Examination of Witnesses (Questions 980-989)
MR TONY
COOPER, MR
SIMON VRY
AND MR
IAN HEWETT
27 NOVEMBER 2006
Q980 David Taylor: They said that
you were the one with whom they had day-to-day contact?
Mr Vry: As Programme Director,
yes, but I was not the IT specialist.
Q981 Lynne Jones: Who was the IT
specialist on the RPA side?
Mr Vry: We had Alan McDermott,
who was our IT expert.
Q982 Chairman: Hang on, Mr Vry; when
you say the term Programme Director, does that mean you were responsible
for the whole of the process doing what it was supposed to do?
Mr Vry: I was responsible for
managing the team to deliver the RPA Change Programme.
Q983 Chairman: Who was the person
who was actually responsible, to say "It will do what it
says on the tin"? I presume that was Johnston McNeill, was
it?
Mr Vry: There was a process in
place by which staff who were involved in the testing
Q984 Chairman: No, no. Mr Vry; sorry.
Let us get away from a lot of the complicated speak. As a layman,
a simple question: who was the person in the RPA responsible for
asking the searching question "Will this system pay out cheques
when it says it is going to; have we established if that will
happen?"?
Mr Vry: First of all, the system
itself does not pay out cheques, it relies on another system.
Q985 Chairman: No; sorry to be awkward.
You are talking in systems. I am a simple politician, right. I
come back. I was responsible in Government for self-assessment,
and the question I used to ask was, "When taxpayers send
in their form, will it work, will it calculate how much tax, and
will it work, will it be okay?" People came back and gave
me some answers and, with the benefit of hindsight, it did work.
That was a simple question. It is a simple question I am asking
about this. All the bits that are in the box labelled "Single
Farm Payment Scheme," did anybody actually ask the question
"Is what's inside the box going to produce at a moment in
time, the end of February, cheques to send out to farmers?"?
If the somebody said, "Well, no, we haven't found out if
the box works; we've done a few bits in the box, we don't know
whether if you join it all together cheques will come out,"
who should have done that?
Mr Vry: The answer to the question
is, yes, the system, the whole box, did pay out cheques in February,
payments did go through and were made starting in February. The
answer to your question is, that did happen.
Q986 Chairman: Yes, but you did not
actually run the thing with sufficient flow-through to find out
that as soon as it started then it stopped. You have just said
that the real problem was the validation process, right? I presume
you are saying, yes, the machine produced bits of paper, then
before they could go out there was another bit in the process
which stopped that happening?
Mr Vry: It was the authorisation
process which gummed up.
Q987 Chairman: Alright, let us focus
on that. Why was not the authorisation bit ever tested?

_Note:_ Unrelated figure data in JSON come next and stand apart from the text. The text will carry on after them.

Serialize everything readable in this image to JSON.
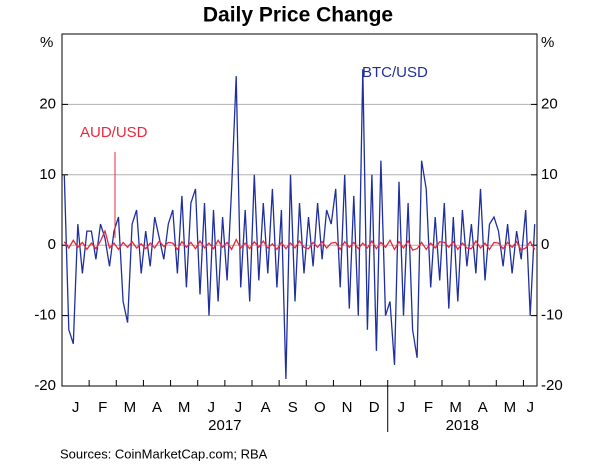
{
  "chart_data": {
    "type": "line",
    "title": "Daily Price Change",
    "y_unit": "%",
    "categories": [
      "J",
      null,
      null,
      null,
      null,
      null,
      "F",
      null,
      null,
      null,
      null,
      null,
      "M",
      null,
      null,
      null,
      null,
      null,
      "A",
      null,
      null,
      null,
      null,
      null,
      "M",
      null,
      null,
      null,
      null,
      null,
      "J",
      null,
      null,
      null,
      null,
      null,
      "J",
      null,
      null,
      null,
      null,
      null,
      "A",
      null,
      null,
      null,
      null,
      null,
      "S",
      null,
      null,
      null,
      null,
      null,
      "O",
      null,
      null,
      null,
      null,
      null,
      "N",
      null,
      null,
      null,
      null,
      null,
      "D",
      null,
      null,
      null,
      null,
      null,
      "J",
      null,
      null,
      null,
      null,
      null,
      "F",
      null,
      null,
      null,
      null,
      null,
      "M",
      null,
      null,
      null,
      null,
      null,
      "A",
      null,
      null,
      null,
      null,
      null,
      "M",
      null,
      null,
      null,
      null,
      null,
      "J",
      null,
      null
    ],
    "series": [
      {
        "name": "BTC/USD",
        "color": "#1f2f9e",
        "values": [
          10,
          -12,
          -14,
          3,
          -4,
          2,
          2,
          -2,
          3,
          1,
          -3,
          2,
          4,
          -8,
          -11,
          3,
          5,
          -4,
          2,
          -3,
          4,
          1,
          -2,
          3,
          5,
          -4,
          7,
          -6,
          6,
          8,
          -7,
          6,
          -10,
          5,
          -8,
          4,
          -5,
          8,
          24,
          -6,
          5,
          -8,
          10,
          -5,
          6,
          -4,
          8,
          -6,
          5,
          -19,
          10,
          -8,
          6,
          -4,
          4,
          -3,
          6,
          -2,
          5,
          3,
          8,
          -6,
          10,
          -9,
          7,
          -10,
          25,
          -12,
          10,
          -15,
          12,
          -10,
          -8,
          -17,
          9,
          -10,
          6,
          -12,
          -16,
          12,
          8,
          -6,
          4,
          -5,
          6,
          -9,
          4,
          -8,
          5,
          -3,
          3,
          -4,
          8,
          -5,
          3,
          4,
          2,
          -3,
          3,
          -4,
          2,
          -2,
          5,
          -10,
          3
        ]
      },
      {
        "name": "AUD/USD",
        "color": "#e8283c",
        "values": [
          0.5,
          -0.4,
          0.7,
          -0.3,
          0.4,
          -0.6,
          0.3,
          -0.5,
          0.6,
          2,
          -0.4,
          0.3,
          -0.6,
          0.4,
          -0.3,
          0.5,
          -0.4,
          0.2,
          -0.5,
          0.3,
          -0.4,
          0.6,
          -0.2,
          0.4,
          0.3,
          -0.6,
          0.5,
          -0.3,
          0.4,
          -0.5,
          0.6,
          -0.4,
          0.3,
          -0.5,
          0.7,
          -0.3,
          0.4,
          -0.6,
          0.8,
          -0.4,
          0.3,
          -0.5,
          0.5,
          -0.3,
          0.6,
          -0.4,
          0.2,
          -0.6,
          0.4,
          -0.5,
          0.3,
          -0.4,
          0.6,
          -0.3,
          -0.5,
          0.4,
          -0.3,
          0.5,
          -0.4,
          0.3,
          0.4,
          -0.6,
          0.5,
          -0.3,
          0.4,
          -0.5,
          0.3,
          -0.4,
          0.6,
          -0.5,
          0.4,
          -0.3,
          0.7,
          -0.6,
          0.5,
          -0.4,
          0.6,
          -0.7,
          -0.5,
          0.4,
          -0.6,
          0.3,
          -0.4,
          0.5,
          0.4,
          -0.3,
          0.5,
          -0.6,
          0.3,
          -0.4,
          -0.5,
          0.6,
          -0.4,
          0.3,
          -0.6,
          0.4,
          0.3,
          -0.5,
          0.4,
          -0.3,
          0.5,
          -0.7,
          -0.4,
          0.5,
          -0.6
        ]
      }
    ],
    "ylim": [
      -20,
      30
    ],
    "yticks": [
      -20,
      -10,
      0,
      10,
      20
    ],
    "grid": true,
    "year_labels": [
      "2017",
      "2018"
    ],
    "source": "Sources:   CoinMarketCap.com; RBA"
  }
}
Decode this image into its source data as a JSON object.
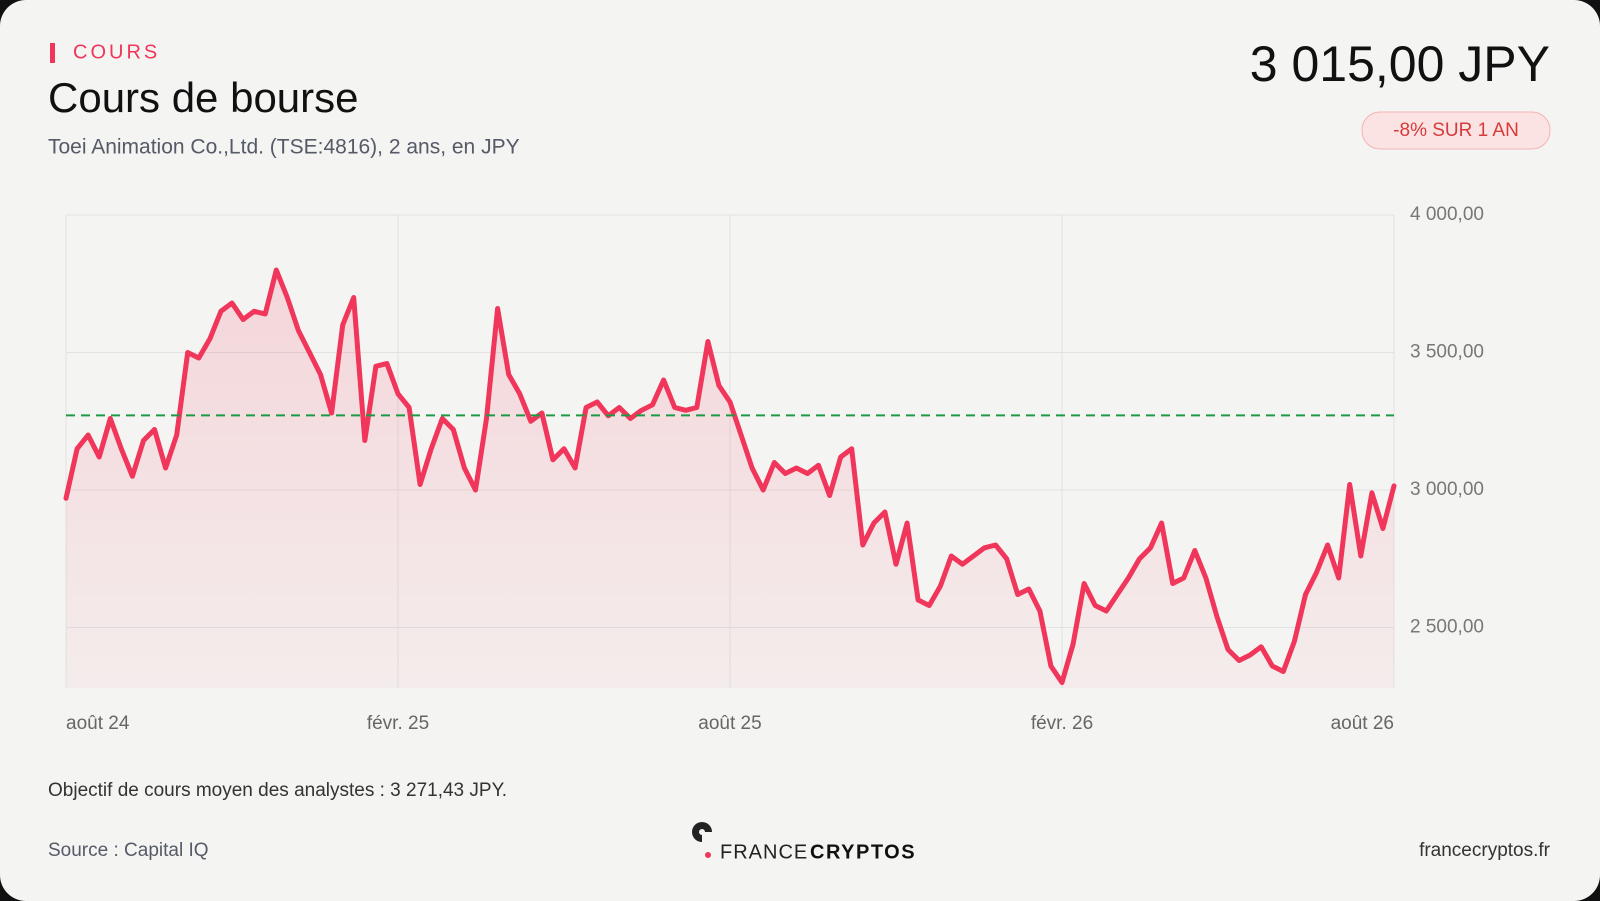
{
  "header": {
    "kicker": "COURS",
    "title": "Cours de bourse",
    "subtitle": "Toei Animation Co.,Ltd. (TSE:4816), 2 ans, en JPY",
    "price": "3 015,00 JPY",
    "change": "-8% SUR 1 AN"
  },
  "chart_data": {
    "type": "line",
    "categories": [
      "août 24",
      null,
      null,
      null,
      null,
      null,
      null,
      null,
      null,
      null,
      null,
      null,
      null,
      null,
      null,
      null,
      null,
      null,
      null,
      null,
      null,
      null,
      null,
      null,
      null,
      null,
      null,
      null,
      null,
      null,
      "févr. 25",
      null,
      null,
      null,
      null,
      null,
      null,
      null,
      null,
      null,
      null,
      null,
      null,
      null,
      null,
      null,
      null,
      null,
      null,
      null,
      null,
      null,
      null,
      null,
      null,
      null,
      null,
      null,
      null,
      null,
      "août 25",
      null,
      null,
      null,
      null,
      null,
      null,
      null,
      null,
      null,
      null,
      null,
      null,
      null,
      null,
      null,
      null,
      null,
      null,
      null,
      null,
      null,
      null,
      null,
      null,
      null,
      null,
      null,
      null,
      null,
      "févr. 26",
      null,
      null,
      null,
      null,
      null,
      null,
      null,
      null,
      null,
      null,
      null,
      null,
      null,
      null,
      null,
      null,
      null,
      null,
      null,
      null,
      null,
      null,
      null,
      null,
      null,
      null,
      null,
      null,
      null,
      "août 26"
    ],
    "series": [
      {
        "name": "Toei Animation",
        "color": "#f0365a",
        "values": [
          2970,
          3150,
          3200,
          3120,
          3260,
          3150,
          3050,
          3180,
          3220,
          3080,
          3200,
          3500,
          3480,
          3550,
          3650,
          3680,
          3620,
          3650,
          3640,
          3800,
          3700,
          3580,
          3500,
          3420,
          3280,
          3600,
          3700,
          3180,
          3450,
          3460,
          3350,
          3300,
          3020,
          3150,
          3260,
          3220,
          3080,
          3000,
          3260,
          3660,
          3420,
          3350,
          3250,
          3280,
          3110,
          3150,
          3080,
          3300,
          3320,
          3270,
          3300,
          3260,
          3290,
          3310,
          3400,
          3300,
          3290,
          3300,
          3540,
          3380,
          3320,
          3200,
          3080,
          3000,
          3100,
          3060,
          3080,
          3060,
          3090,
          2980,
          3120,
          3150,
          2800,
          2880,
          2920,
          2730,
          2880,
          2600,
          2580,
          2650,
          2760,
          2730,
          2760,
          2790,
          2800,
          2750,
          2620,
          2640,
          2560,
          2360,
          2300,
          2440,
          2660,
          2580,
          2560,
          2620,
          2680,
          2750,
          2790,
          2880,
          2660,
          2680,
          2780,
          2680,
          2540,
          2420,
          2380,
          2400,
          2430,
          2360,
          2340,
          2450,
          2620,
          2700,
          2800,
          2680,
          3020,
          2760,
          2990,
          2860,
          3015
        ]
      }
    ],
    "target": 3271.43,
    "target_color": "#1e9a45",
    "annotation": "Objectif de cours moyen des analystes : 3 271,43 JPY.",
    "ylim": [
      2280,
      4000
    ],
    "yticks": [
      {
        "value": 2500,
        "label": "2 500,00"
      },
      {
        "value": 3000,
        "label": "3 000,00"
      },
      {
        "value": 3500,
        "label": "3 500,00"
      },
      {
        "value": 4000,
        "label": "4 000,00"
      }
    ],
    "grid": true
  },
  "footer": {
    "source": "Source : Capital IQ",
    "brand_light": "FRANCE",
    "brand_bold": "CRYPTOS",
    "site": "francecryptos.fr"
  }
}
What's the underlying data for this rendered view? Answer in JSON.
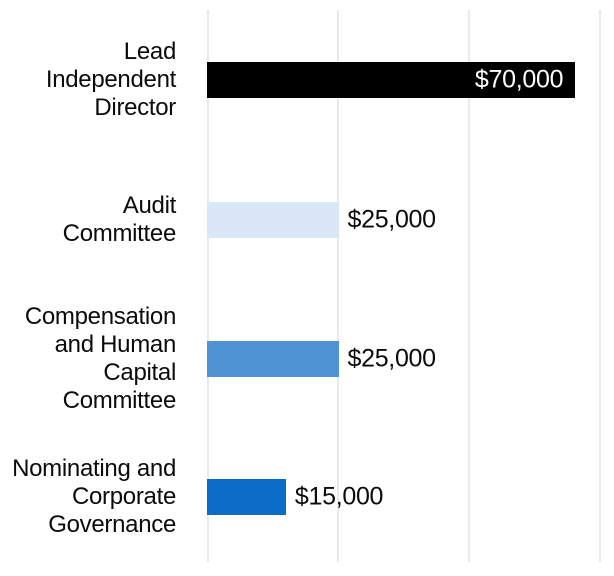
{
  "chart_data": {
    "type": "bar",
    "orientation": "horizontal",
    "title": "",
    "xlabel": "",
    "ylabel": "",
    "categories": [
      "Lead Independent Director",
      "Audit Committee",
      "Compensation and Human Capital Committee",
      "Nominating and Corporate Governance"
    ],
    "values": [
      70000,
      25000,
      25000,
      15000
    ],
    "value_labels": [
      "$70,000",
      "$25,000",
      "$25,000",
      "$15,000"
    ],
    "bar_colors": [
      "#000000",
      "#d9e7f6",
      "#4f93d4",
      "#0a6cc4"
    ],
    "value_label_colors": [
      "#ffffff",
      "#0b0b0b",
      "#0b0b0b",
      "#0b0b0b"
    ],
    "value_label_inside": [
      true,
      false,
      false,
      false
    ],
    "xlim": [
      0,
      75000
    ],
    "grid": true,
    "gridline_interval": 25000,
    "gridline_color": "#e9e9e9",
    "background": "#ffffff",
    "legend": false
  },
  "rows": [
    {
      "label": [
        "Lead",
        "Independent",
        "Director"
      ],
      "value_label": "$70,000"
    },
    {
      "label": [
        "Audit",
        "Committee"
      ],
      "value_label": "$25,000"
    },
    {
      "label": [
        "Compensation",
        "and Human",
        "Capital",
        "Committee"
      ],
      "value_label": "$25,000"
    },
    {
      "label": [
        "Nominating and",
        "Corporate",
        "Governance"
      ],
      "value_label": "$15,000"
    }
  ]
}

Mr Vry: That was tested, but obviously
not well enough and, when we implemented it, it did gum up. We
thought payments would be being authorised and going through;
what was happening was, the way in which the payments were being
batched together, when staff came to authorise them it meant that
far more were stopped than we had anticipated, and that is what
we went in to address.
Q988 Chairman: If you like, the dress
rehearsal really was not thorough enough to find out if all the
actors knew their lines?
Mr Vry: The point being though
that the system did process and validate and ultimately authorise
and, in another part of the system, pay the claims, and we started
making those in February. What we got wrong was obviously that
we did not get anywhere near the volume through the authorisation
process that we had expected to, having validated 30 or so% in
February. We had anticipated that those would go through in early
March; because of the authorisation blockages, that did not happen.
Then, beyond that, the actual process of validation took longer
than we had anticipated; it worked but it took longer than we
had anticipated, and that was the issue.
Q989 David Taylor: Because it had not
been piloted, it had not been tested, it had not had a dry run?
Mr Vry: It had not been end-to-end
tested, absolutely, as I said earlier on, that case had not been
happening. The incremental way in which we had to deliver the
system in elements meant that became impossible to do in the timeframe.
Chairman: Gentlemen, it has been a long
session and you have done your best to answer our questions. We
are very grateful to you for the information that you have been
able to give us. We are also grateful for your kindness in offering
to provide specific written replies to a number of questions that
we have asked. Mr Cooper, I think, on behalf of the Committee
and all those who have written to us in the past, particularly
farmers with individual problems, we send you our very best wishes
for success in your endeavours and the sincere hope that, although
we would like to see you again, it is not to go over problems
in the 2006-07 or 2008 payment window that you are working very
hard with your colleagues to sort out. Thank you all very much.